Re: And in three years ...
It was all totally political, rockets exist because of politics, the Russians were beating the Americans hands down, first man made object in solar orbit, first man in space, first woman in space, first two, three person rocket, first fully automated docking, first space walk, first "hard" landing on the moon (and first deliberate crash), first "soft" landing, first "far side" pictures of the moon, first automated sample return, the first pictures from the moon's surface.
In many ways, both practically and semantically the Russians won the space race, over and over again, and of course - are still winning, by actually having a space program, the U.S. had the first man on the moon, this was such an amazing technical achievement, many considered it "the goal" and declared the U.S. "The Winner", you'll even see the moon missions broken down into multiple achievements (first human to fly to the moon, first to land, first to leave) you'll see the space station ignored as an achievement despite the Russians doing it two years before the U.S.
America jumped ahead of the Russians for a brief moment with the manned moon landings, this was sheer will, and of course money, the U.S. spent about $25bn (non adjusted) to get to the moon, Russia's budget for the next 10 years is $20bn, the potential moon base has a finger in the air of $50bn - these are not adjusted figures, adjust for inflation over the last 50 years and you see just how massive the investment was.
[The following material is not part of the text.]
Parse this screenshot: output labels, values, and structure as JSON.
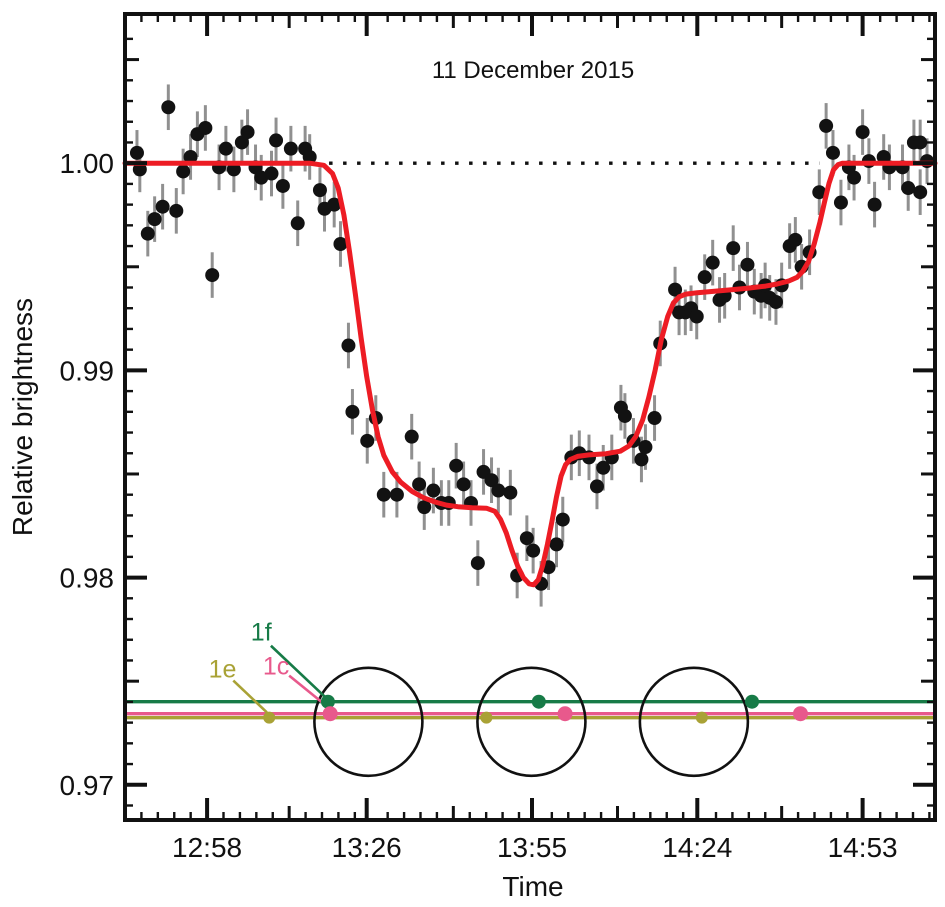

The space shuttle was a big white elephant, it's inability to leave LEO meant no more moon for the foreseeable future, the design constraint of launching (and retrieving) from a bay meant it's capacity wasn't as great as other heavy lift.
There's a bit of rewriting history going on as well, Goddard is credited with the first liquid propulsion rocket, but Ivan Platonovich Grave flew liquid propelled rockets earlier, ahh... the cry is "they were rudimentary and not controlled", but nor were Goddard's - yes Goddard's were better, but Sergei Korolev's were the first to have control vanes - this made it practical, so why does history ignore the two Russians and credit the American? for the same reason why the Wright brothers were credited with "inventing the aircraft" (despite being beaten to it many times before) - the reason is that the history books we in the west read credits westerners, the western history books decide what the winning post is.
And I didn't even mention Nazi's and war criminals once - apart from then, sorry.